What’s got eight arms, shoots pictures underwater, and lives in New Zealand? Answer: Rambo, a female octopus in a New Zealand aquarium that trainers have taught to photograph visitors using a waterproof digital camera mounted to the side of her tank. A Sony video that went viral this week shows fans eagerly posing for her.
Animal behaviorist Mark Vette, with Animals on Q—a New Zealand company that trains animals for film and television—used food rewards to teach the octopus to press the camera's shutter in response to a buzzer. She picked up the task fairly quickly, he says, but in living up to her action-star-name, Rambo also destroyed two cameras. (Watch a sneaky octopus take apart a camera.)

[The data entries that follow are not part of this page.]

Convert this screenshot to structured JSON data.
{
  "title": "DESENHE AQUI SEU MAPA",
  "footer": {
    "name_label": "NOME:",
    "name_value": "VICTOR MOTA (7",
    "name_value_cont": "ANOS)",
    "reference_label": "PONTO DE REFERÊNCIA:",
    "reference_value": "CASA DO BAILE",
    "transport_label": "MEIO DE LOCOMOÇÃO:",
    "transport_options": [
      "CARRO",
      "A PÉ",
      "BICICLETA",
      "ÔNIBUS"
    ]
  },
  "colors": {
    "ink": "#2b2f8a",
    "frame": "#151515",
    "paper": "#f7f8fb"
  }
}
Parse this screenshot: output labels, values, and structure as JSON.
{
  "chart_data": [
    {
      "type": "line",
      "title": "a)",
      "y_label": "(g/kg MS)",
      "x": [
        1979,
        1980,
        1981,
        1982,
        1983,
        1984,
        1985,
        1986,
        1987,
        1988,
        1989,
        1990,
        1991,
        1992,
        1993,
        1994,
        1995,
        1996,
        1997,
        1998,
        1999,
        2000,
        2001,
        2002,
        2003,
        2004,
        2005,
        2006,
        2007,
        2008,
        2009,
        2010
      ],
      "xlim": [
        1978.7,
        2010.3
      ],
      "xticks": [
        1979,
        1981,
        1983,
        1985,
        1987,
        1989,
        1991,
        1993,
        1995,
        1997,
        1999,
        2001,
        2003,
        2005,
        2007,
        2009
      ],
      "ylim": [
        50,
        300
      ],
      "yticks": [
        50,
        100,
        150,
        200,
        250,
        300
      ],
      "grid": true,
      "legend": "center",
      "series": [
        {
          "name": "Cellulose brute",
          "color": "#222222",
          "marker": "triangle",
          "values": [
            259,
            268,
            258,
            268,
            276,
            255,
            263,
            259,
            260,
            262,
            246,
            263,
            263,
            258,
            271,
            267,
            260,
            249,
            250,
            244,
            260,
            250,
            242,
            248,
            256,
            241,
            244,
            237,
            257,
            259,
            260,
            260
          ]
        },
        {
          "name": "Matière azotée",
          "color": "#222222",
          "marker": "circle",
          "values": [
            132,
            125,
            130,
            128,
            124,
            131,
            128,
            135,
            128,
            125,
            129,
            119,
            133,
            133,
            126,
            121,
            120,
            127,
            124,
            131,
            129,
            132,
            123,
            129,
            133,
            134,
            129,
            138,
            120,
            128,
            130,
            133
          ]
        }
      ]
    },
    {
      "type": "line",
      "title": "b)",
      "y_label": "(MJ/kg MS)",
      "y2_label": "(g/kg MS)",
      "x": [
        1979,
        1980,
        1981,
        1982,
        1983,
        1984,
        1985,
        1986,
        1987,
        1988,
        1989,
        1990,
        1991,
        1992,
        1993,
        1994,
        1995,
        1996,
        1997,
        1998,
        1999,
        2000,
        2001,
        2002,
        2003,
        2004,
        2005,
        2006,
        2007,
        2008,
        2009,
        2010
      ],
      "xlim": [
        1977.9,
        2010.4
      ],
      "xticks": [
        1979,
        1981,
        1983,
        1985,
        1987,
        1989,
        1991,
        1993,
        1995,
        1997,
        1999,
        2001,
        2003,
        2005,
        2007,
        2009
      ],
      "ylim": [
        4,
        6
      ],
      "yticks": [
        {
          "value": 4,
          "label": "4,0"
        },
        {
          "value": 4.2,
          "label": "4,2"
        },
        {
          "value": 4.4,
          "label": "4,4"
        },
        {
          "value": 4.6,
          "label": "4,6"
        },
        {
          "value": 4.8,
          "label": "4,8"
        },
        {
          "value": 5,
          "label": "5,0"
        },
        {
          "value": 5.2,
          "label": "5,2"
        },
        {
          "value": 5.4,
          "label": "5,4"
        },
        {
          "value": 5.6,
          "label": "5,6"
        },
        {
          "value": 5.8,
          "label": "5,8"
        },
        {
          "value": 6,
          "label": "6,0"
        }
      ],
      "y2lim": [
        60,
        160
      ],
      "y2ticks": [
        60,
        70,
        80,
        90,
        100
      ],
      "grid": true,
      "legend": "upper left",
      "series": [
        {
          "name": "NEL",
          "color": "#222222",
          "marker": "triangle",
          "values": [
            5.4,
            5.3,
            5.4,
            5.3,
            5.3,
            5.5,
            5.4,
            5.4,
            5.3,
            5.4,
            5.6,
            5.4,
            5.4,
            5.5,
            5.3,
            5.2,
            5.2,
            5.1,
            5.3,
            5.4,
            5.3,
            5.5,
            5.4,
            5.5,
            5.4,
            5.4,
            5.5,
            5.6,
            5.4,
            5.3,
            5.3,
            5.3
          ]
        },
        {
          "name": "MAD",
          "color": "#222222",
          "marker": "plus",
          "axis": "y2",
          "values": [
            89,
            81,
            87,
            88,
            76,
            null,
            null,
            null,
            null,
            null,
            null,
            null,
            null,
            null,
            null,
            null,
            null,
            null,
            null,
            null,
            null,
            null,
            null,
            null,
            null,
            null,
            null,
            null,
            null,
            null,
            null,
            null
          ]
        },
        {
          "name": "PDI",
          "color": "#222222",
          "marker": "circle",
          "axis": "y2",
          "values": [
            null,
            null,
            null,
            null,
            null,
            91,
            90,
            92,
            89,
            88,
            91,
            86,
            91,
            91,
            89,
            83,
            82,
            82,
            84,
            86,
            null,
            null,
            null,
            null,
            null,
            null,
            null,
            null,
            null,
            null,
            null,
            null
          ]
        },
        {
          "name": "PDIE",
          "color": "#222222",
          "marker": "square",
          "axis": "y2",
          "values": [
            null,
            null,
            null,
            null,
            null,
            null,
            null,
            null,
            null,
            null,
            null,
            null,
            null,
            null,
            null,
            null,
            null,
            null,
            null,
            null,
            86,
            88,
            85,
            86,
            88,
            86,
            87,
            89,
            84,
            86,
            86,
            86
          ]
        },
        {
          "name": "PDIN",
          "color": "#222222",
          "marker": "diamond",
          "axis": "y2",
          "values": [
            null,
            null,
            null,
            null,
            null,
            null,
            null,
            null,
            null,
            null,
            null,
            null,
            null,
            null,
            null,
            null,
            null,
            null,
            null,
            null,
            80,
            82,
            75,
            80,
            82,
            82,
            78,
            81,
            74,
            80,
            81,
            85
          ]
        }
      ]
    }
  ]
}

Vette spent about six to eight weeks training Rambo. The hardest part was building a camera case tough enough to withstand the curious creature. "We went through a dozen iterations," he says.
Teaching her to associate the buzzer with a food reward was easier; that only took three tries, Vette says. He was then able to teach Rambo that the buzzer meant she had to take a picture before she could be fed.
When octopuses touch something, they're usually looking to see if they can take it apart to find something to eat inside, explains Rich Ross, an aquarium biologist with the California Academy of Sciences in San Francisco. "They're very food motivated."
They're also very curious. If the Academy staff don't give the octopuses in their care toys to play with or enrichment activities, they get bored, he says. And bored octopuses will find things to do on their own—like pull apart their aquarium.
National Geographic photographer Brian Skerry has the greatest respect for octopus intelligence. "You're in a game of wits when photographing them," he says, because the animals can change their skin color and texture and squeeze into tiny spaces.
"I always find myself laughing when I work with them," he says, because "they're a handful." (See pictures of these masters of disguise.)
Neither Skerry nor Ross were surprised that Rambo learned to take pictures.
The Kelly Tarlton Sea Life Aquarium in Auckland, New Zealand is selling their octopus's photographs to visitors for about $1.50 (U.S.). The proceeds will go towards aquarium operations and programs.
Some of the animal's work is up on Sony New Zealand's Facebook page. The portraits are fairly standard, although in a few, Rambo couldn't seem to get one of her tentacles out of the way.
"That happens with the best of us," says Skerry.